Aneh sebab seolah-olah, pelaksanaan hukuman mati itu dilakukan secara tersembunyi dan ditutupi!.
Aneh sebab hukuman mati itu dilakukan lebih cepat dari waktu seharusnya dan di saat yang tak biasa yaitu ditengah malam sehingga tak ada orang yang menyaksikan agar menjadi bahan pelajaran bagi rakyat luas!
Dan aneh sebab hukuman mati itu dilakukan di tempat yang tertutup, bukan tempat biasa untuk melaksanakan hukuman mati sebab selama ini hukuman mati selalu dilakukan di tempat terbuka sehingga bisa disaksikan oleh banyak orang!.
Kemudian, dengan adanya semua keanehan-keanehan itu, satu pertanyaan paling mendasarpun muncul di benak Jenderal Xu Da.
Ada apa sebenarnya?
Atau…apa yang sesungguhnya tengah terjadi?

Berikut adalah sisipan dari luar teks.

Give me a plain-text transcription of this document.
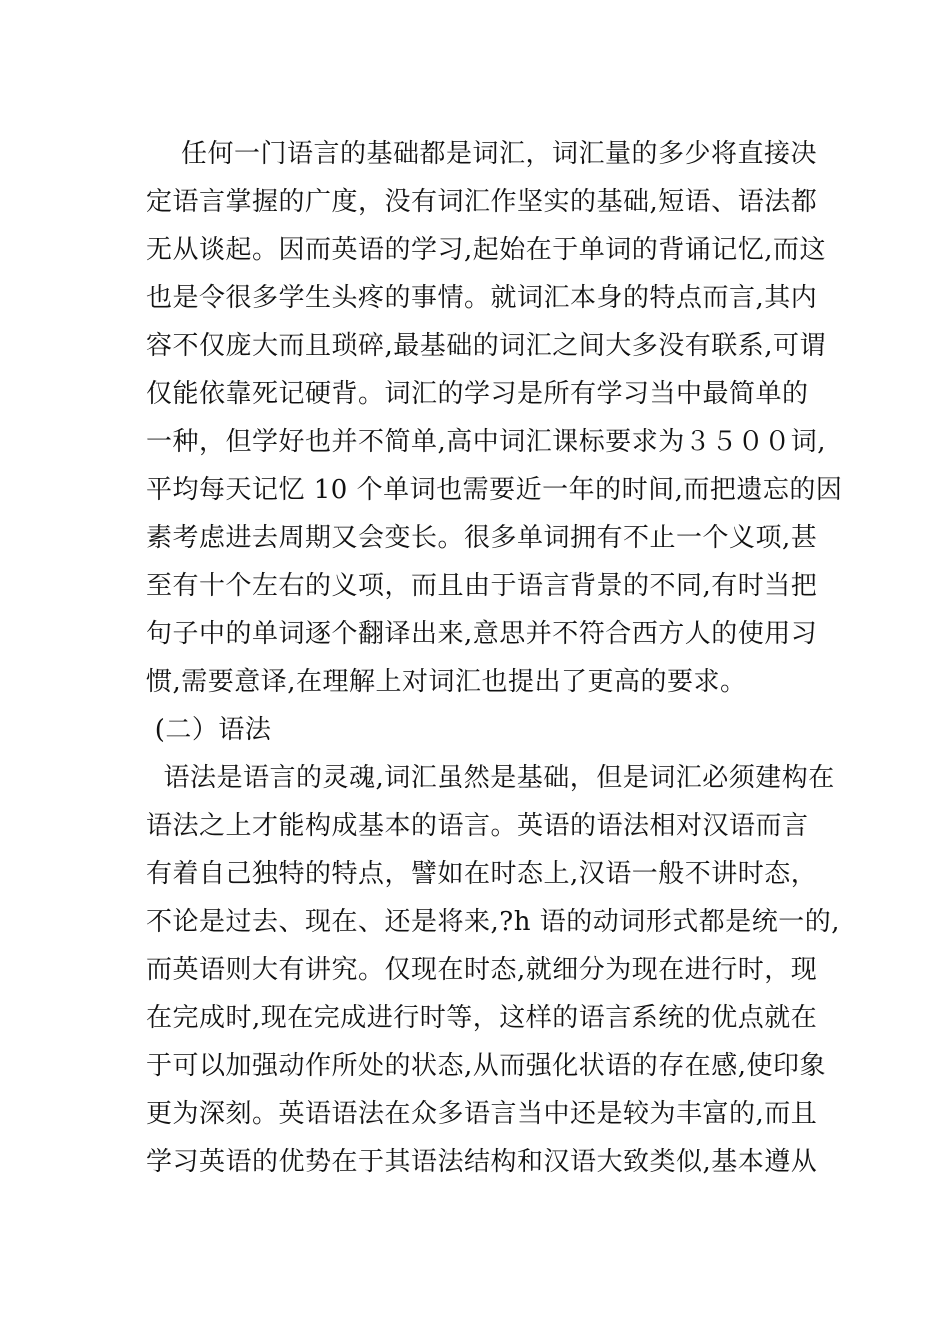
任何一门语言的基础都是词汇，词汇量的多少将直接决
定语言掌握的广度，没有词汇作坚实的基础,短语、语法都
无从谈起。因而英语的学习,起始在于单词的背诵记忆,而这
也是令很多学生头疼的事情。就词汇本身的特点而言,其内
容不仅庞大而且琐碎,最基础的词汇之间大多没有联系,可谓
仅能依靠死记硬背。词汇的学习是所有学习当中最简单的
一种，但学好也并不简单,高中词汇课标要求为３５００词,
平均每天记忆 10 个单词也需要近一年的时间,而把遗忘的因
素考虑进去周期又会变长。很多单词拥有不止一个义项,甚
至有十个左右的义项，而且由于语言背景的不同,有时当把
句子中的单词逐个翻译出来,意思并不符合西方人的使用习
惯,需要意译,在理解上对词汇也提出了更高的要求。
(二）语法
语法是语言的灵魂,词汇虽然是基础，但是词汇必须建构在
语法之上才能构成基本的语言。英语的语法相对汉语而言
有着自己独特的特点，譬如在时态上,汉语一般不讲时态，
不论是过去、现在、还是将来,?h 语的动词形式都是统一的,
而英语则大有讲究。仅现在时态,就细分为现在进行时，现
在完成时,现在完成进行时等，这样的语言系统的优点就在
于可以加强动作所处的状态,从而强化状语的存在感,使印象
更为深刻。英语语法在众多语言当中还是较为丰富的,而且
学习英语的优势在于其语法结构和汉语大致类似,基本遵从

Pandangan Jeneral Xu Da beralih pada putranya yang berdiri dengan tubuh mengejang kaku dan wajah pias.
“Changyi…”
“Ayah” Changyi bergerak dan memutar tubuhnya menghadap ke arah ayah angkatnya. Sebuah binar tekad terlihat berkelebat di kedalaman matanya dan menjadi warna lain yang meronai selain gelombang kepedihan yang memenuhi setiap sudutnya. “Saya ingin melihat Adik Chen, untuk terakhir kali. Ijinkan saya pergi Ayah”.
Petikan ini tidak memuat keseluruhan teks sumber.